In definitiva, i postulati giuridici sui quali il giudice ha fondato il proprio convincimento ci sembrano, in linea generale (e fatto salvo il problema dell'animus del detentore) corretti, con la conseguenza che la strada forse da percorrere è quella di una negatoria servitutis, nella quale si può provare a chiedere il sequestro giudiziario della porzione di suolo su cui essa grava, in modo da tentare di evitare l'abbattimento della recinzione.

inshar pubblicato 28 dicembre 2018

Vi ringrazio della risposta.

In sostanza come immaginavo una negatoria servitus potrebbe essere la soluzione, anche perchè non ci sono nemmeno i termini per avere per usocapione la servitù di passaggio, infatti la strada  (pubblica via) da cui lui vuole accedere passando sulla mia proprietà esclusiva è stata terminata il 2004 e in precedenza non esisteva. Quindi i termini compiuti per una servitù per usocapione nemmeno esistono.
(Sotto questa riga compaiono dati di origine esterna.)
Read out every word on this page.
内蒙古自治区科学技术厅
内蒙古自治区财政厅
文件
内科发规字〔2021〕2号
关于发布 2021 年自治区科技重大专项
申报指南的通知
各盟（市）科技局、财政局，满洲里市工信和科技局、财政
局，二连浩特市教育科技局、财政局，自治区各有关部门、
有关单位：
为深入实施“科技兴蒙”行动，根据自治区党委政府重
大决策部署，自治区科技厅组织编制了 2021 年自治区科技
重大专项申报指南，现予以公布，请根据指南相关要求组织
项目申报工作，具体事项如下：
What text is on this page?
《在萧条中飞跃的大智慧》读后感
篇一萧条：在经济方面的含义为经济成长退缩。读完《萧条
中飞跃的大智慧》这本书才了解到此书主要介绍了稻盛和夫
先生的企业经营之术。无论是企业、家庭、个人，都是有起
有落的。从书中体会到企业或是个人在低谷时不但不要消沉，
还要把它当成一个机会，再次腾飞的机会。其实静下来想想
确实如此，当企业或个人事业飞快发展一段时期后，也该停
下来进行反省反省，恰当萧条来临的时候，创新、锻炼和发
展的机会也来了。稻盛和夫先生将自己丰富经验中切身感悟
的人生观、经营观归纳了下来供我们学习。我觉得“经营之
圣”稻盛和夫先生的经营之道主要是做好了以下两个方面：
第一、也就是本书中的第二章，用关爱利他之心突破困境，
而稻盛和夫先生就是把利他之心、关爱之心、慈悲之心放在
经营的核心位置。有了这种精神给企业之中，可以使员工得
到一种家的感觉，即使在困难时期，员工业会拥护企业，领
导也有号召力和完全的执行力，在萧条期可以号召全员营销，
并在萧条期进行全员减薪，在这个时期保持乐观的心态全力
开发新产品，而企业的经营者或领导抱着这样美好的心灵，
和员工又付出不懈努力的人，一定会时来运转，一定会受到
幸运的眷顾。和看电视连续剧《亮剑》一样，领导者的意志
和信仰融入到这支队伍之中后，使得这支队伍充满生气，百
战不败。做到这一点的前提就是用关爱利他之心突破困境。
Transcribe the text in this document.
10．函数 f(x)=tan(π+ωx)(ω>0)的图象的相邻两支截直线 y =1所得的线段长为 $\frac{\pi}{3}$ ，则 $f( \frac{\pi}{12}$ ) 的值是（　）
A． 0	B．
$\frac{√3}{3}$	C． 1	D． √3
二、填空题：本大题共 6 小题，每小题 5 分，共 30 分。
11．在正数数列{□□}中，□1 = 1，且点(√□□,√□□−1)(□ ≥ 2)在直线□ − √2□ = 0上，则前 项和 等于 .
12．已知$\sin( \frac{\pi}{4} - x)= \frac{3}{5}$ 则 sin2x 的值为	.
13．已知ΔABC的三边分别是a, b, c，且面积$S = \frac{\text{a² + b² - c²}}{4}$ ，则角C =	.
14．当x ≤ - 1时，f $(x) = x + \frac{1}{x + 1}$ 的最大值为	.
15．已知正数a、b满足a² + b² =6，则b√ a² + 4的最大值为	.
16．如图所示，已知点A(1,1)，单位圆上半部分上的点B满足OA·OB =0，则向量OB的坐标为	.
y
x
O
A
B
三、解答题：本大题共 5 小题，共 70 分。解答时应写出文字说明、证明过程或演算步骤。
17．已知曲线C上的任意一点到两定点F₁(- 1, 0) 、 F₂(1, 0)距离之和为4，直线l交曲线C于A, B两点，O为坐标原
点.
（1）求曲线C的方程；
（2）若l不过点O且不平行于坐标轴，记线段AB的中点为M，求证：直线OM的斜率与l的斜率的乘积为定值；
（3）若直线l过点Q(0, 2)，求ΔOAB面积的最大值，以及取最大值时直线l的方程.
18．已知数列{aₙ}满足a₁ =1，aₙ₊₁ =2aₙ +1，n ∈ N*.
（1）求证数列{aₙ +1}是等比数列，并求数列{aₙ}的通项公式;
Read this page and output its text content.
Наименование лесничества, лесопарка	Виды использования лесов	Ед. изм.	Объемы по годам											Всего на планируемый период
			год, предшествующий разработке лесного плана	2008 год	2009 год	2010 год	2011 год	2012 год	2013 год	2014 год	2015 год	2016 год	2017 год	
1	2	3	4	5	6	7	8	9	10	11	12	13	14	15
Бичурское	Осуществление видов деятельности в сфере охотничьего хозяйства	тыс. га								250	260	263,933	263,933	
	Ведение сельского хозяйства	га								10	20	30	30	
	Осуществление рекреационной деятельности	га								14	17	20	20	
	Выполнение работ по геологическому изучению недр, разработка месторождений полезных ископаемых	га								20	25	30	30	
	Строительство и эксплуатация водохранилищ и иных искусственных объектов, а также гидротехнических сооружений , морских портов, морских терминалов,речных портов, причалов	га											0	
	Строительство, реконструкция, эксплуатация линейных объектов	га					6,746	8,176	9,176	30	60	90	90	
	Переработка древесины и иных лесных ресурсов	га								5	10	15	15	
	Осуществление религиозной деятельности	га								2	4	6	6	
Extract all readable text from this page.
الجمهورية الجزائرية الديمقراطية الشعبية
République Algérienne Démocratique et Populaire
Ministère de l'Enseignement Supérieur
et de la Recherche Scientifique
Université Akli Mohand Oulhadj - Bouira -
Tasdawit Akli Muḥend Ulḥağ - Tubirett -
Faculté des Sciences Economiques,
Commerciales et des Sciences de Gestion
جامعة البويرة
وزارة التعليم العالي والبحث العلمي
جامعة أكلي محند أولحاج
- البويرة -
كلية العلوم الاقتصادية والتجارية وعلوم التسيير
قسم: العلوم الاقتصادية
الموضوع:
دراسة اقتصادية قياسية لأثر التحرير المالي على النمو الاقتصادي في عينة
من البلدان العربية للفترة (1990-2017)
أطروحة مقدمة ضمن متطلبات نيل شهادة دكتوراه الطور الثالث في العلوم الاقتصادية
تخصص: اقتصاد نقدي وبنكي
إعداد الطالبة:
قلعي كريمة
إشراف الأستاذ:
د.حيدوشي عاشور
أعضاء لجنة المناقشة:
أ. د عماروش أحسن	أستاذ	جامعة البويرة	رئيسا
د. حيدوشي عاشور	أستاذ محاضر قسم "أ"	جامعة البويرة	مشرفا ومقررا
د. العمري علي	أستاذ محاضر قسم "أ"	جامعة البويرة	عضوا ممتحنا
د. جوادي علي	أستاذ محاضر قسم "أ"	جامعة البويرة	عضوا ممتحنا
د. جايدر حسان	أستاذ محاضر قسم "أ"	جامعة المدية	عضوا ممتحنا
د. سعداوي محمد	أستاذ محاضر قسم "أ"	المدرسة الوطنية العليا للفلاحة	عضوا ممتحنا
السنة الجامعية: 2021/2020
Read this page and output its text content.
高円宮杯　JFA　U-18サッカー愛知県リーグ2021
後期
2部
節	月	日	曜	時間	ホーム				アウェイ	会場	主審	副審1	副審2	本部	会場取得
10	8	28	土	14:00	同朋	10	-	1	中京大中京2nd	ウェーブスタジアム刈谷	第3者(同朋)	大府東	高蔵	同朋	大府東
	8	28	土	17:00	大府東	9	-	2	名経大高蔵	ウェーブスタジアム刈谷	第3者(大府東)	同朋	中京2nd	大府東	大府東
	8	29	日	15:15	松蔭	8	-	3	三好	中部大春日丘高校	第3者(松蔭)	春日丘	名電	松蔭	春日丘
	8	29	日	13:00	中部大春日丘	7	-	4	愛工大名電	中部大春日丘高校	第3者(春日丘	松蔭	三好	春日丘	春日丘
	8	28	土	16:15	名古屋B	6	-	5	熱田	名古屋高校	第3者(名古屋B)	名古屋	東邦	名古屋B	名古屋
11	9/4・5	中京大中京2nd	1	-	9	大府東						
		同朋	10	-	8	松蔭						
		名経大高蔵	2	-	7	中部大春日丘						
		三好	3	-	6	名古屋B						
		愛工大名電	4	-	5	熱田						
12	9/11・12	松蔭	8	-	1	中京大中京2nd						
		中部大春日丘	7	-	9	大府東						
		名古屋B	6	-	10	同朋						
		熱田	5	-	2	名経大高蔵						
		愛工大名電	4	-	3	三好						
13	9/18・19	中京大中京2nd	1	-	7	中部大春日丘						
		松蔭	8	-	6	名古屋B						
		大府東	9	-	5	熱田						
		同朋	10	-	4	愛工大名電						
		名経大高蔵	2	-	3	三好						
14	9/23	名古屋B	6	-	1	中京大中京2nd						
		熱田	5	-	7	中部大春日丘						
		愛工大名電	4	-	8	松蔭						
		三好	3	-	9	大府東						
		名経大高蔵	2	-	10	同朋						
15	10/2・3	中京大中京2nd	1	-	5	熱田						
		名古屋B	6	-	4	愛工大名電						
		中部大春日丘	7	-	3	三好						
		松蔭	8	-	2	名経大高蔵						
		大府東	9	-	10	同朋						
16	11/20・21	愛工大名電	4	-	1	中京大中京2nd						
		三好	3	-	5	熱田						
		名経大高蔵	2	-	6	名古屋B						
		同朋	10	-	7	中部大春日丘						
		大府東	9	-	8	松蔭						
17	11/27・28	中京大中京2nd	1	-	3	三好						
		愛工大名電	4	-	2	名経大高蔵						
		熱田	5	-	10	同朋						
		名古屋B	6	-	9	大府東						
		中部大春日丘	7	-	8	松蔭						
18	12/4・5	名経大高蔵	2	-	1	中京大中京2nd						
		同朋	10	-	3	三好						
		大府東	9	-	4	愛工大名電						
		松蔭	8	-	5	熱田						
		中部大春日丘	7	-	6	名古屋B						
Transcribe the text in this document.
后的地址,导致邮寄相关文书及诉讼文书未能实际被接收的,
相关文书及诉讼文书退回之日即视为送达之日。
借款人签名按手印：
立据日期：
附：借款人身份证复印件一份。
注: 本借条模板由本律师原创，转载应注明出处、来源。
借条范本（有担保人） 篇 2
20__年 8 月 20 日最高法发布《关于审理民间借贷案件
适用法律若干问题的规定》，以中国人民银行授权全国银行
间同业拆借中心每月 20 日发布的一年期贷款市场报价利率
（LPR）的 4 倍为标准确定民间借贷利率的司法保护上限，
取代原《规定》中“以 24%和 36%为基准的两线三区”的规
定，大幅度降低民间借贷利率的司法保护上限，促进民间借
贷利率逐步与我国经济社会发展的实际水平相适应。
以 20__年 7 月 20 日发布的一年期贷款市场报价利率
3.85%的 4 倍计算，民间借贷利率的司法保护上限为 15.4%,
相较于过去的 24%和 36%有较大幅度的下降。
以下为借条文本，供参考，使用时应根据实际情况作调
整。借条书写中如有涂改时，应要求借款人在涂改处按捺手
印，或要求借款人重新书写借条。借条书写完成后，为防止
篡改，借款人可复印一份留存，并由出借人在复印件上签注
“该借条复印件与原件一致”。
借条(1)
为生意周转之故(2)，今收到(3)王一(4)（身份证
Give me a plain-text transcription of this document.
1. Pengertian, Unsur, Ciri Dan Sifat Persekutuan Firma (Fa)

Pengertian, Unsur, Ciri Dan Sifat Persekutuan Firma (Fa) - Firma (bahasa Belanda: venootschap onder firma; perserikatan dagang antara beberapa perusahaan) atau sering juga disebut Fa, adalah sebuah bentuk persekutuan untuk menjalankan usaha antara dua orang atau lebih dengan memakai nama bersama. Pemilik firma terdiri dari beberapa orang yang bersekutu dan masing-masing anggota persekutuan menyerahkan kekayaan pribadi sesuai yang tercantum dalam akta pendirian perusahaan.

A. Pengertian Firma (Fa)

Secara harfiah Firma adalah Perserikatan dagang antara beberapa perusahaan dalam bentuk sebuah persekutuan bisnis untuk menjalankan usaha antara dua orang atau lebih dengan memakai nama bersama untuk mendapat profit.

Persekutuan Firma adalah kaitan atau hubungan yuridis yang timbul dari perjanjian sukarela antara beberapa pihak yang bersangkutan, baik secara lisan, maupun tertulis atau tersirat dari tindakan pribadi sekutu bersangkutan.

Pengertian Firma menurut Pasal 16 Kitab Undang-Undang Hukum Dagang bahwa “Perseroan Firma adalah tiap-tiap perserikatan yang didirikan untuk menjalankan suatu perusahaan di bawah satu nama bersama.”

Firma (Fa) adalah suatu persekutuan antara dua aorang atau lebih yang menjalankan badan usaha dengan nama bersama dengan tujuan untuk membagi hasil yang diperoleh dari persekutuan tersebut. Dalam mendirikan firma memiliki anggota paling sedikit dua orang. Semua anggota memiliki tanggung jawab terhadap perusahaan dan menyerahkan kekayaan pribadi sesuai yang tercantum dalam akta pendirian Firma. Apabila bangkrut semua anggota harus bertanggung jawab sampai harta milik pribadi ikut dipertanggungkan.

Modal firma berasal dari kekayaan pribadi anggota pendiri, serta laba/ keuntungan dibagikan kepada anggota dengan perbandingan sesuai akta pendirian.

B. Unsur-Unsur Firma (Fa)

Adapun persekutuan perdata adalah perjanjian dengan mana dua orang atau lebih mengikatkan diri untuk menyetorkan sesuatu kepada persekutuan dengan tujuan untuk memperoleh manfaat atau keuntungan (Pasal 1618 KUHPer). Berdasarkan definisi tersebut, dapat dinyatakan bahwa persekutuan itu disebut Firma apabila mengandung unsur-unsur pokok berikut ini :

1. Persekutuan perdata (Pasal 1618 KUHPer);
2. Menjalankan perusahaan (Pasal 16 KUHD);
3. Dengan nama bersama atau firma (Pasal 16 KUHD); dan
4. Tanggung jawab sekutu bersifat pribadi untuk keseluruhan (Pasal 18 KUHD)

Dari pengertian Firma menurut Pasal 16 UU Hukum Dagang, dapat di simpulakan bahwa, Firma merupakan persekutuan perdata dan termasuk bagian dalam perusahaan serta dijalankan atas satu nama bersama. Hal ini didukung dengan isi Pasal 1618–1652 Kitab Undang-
Ora il mio dubbio è questo, è possibile partire con un azione petitoria nei confronti del proprietario (il padre del ricorrente), quando la sentenza del giudice mi condanna nei confronti del figlio (a reintegrare il possesso del passaggio sulla mia corte esclusiva)?

D'altro canto i diritti seguono i fondi e quindi la negatoria servitus è nei confronti dell'avente diritto ergo il proprietario.

Inoltre essendo una sentenza è lecito proproporre ricorso petitorio senza eseguire la sentenza, cioè rimuovendo la recinzione  (chiedendo appunto il sequestro giudiziario del bene), o rischio che essendo non attuato il reintegro del possesso mi venga rigettata la richiessta petitoria?

Ho visto che siete molto ferrati nell'ambito, fornite consulenze legali?

Grazie mille.

 

 

inexecutivis pubblicato 30 dicembre 2018

In effetti affinché possa ritenersi acquistata per possesso ultraventennale una servitù di passaggio, è necessario che esistano opere visibili e permanenti che testimonino la situazione di asservimento di un fondo (quello servente) ad un altro. Sul punto l'orientamento della giurisprudenza appare consolidato nell'affermare che "Il requisito dell'apparenza della servitù, necessario ai fini del relativo acquisto per usucapione o per destinazione del padre di famiglia, si configura come presenza di segni visibili di opere permanenti obiettivamente destinate al suo esercizio e rivelanti, in modo non equivoco, l'esistenza del peso gravante sul fondo servente, così da rendere manifesto che non si tratta di attività compiuta in via precaria, bensì di preciso onere a carattere stabile; ne consegue che, per l'acquisto in base a dette modalità di una servitù di passaggio, non basta l'esistenza di una strada o di un percorso all'uopo idonei, essendo viceversa essenziale che essi mostrino di essere stati realizzati al preciso scopo di dare accesso al fondo preteso dominante attraverso quello preteso servente ed occorrendo, pertanto, un "quid pluris" che dimostri la loro specifica destinazione all'esercizio della servitù. (Sez.6 - 2, Ordinanza 17/03/2017 n. 7004; negli stessi termini, (Sez. 2, n. 13238 del 31/05/2010; Sez. 2, n. 2994 del 17/02/2004). Ne consegue che in un giudizio petitorio dovrebbe essere raggiunta, dai convenuti, la prova di aver maturato il diritto di servitù di passaggio, nei termini che la giurisprudenza richiamata ha ritenuto necessari.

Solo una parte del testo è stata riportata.